Xiaoming Hu <xhu@ncsu.edu> writes:
I guess I need to do a research on how to submit the job through mpirun
Initially I thought mpirun will know the machines in the cluster since
I listed them in /etc/hosts.
No, mpirun does not guess the machines that should be involved in your
paralell application. You can configure the default list of machines
used by mpirun in the file /etc/mpich/machines.LINUX (this only has to
be done
on the head node, if you do not need to call mpirun on any other node
in your
cluster).
However, in a typical cluster environment, a paralell job does not
always span across the whole cluster, and one would probably like to be
able to run several paralell jobs at once using the available resources.

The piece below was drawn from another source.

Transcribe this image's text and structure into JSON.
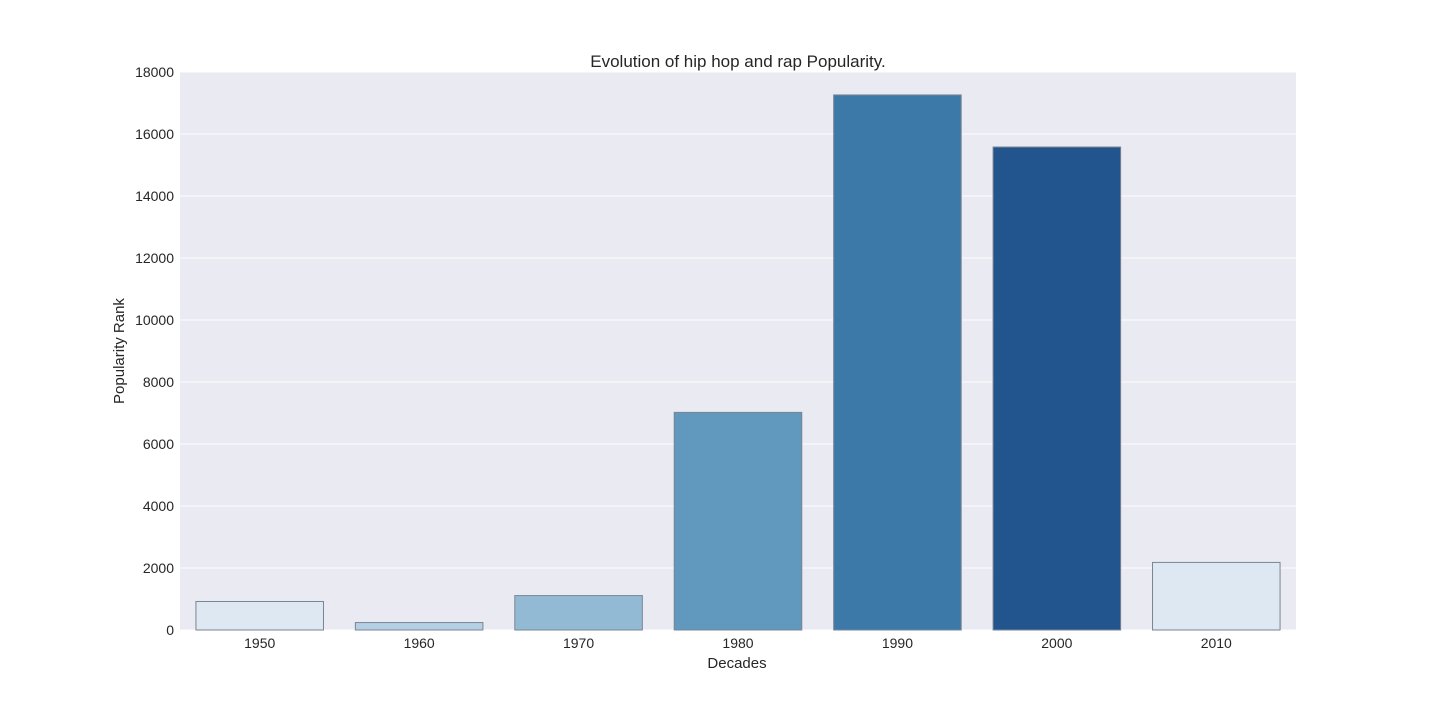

That is why typically, one uses some kind of job queueing system (like
torque).
In such a system, you submit a job with certain criteria (attributes)
like the number of nodes (and CPUs per node) you would like to use for
your
job.
When the job is executed (typically a shell script)
the job queueing system tells the script somehow which hosts are allowed
to be used in this job (based on the attributes given to the job
initially).
And here is where the -machinefile argument is typically used.
You generate a temporary machines file for your job in the job script,
and run mpirun with the -machinefile argument to tell it an explicit
list of hosts.
Another question: do I need a copy of hosts on each of the machines in
the cluster(basically 2 laptops in my case)?
You need a properly configured /etc/hosts on all of your cluster nodes
in order to have rsh (ssh) passwordless logins work properly. However,
you only need your generated machine file (or your default
/etc/mpich/machines.LINUX) on the node you run mpirun at.
Thanks very much
Xiaoming
Mario Lang wrote:
Xiaoming Hu <xhu@ncsu.edu> writes:
I have two laptops with ubuntu system. I got NFS working also ssh
without password prompt between the two laptops. I also installed
MPICH.
And my simple parallel code is compiled successfully. But after I use
mpirun -np n xxx to submit my job. it doesn't work.
What error message do you get? Did you configure your default MPICH
hosts
file, or create one for your job?
mpirun -machinefile some-file-name -np xxx ...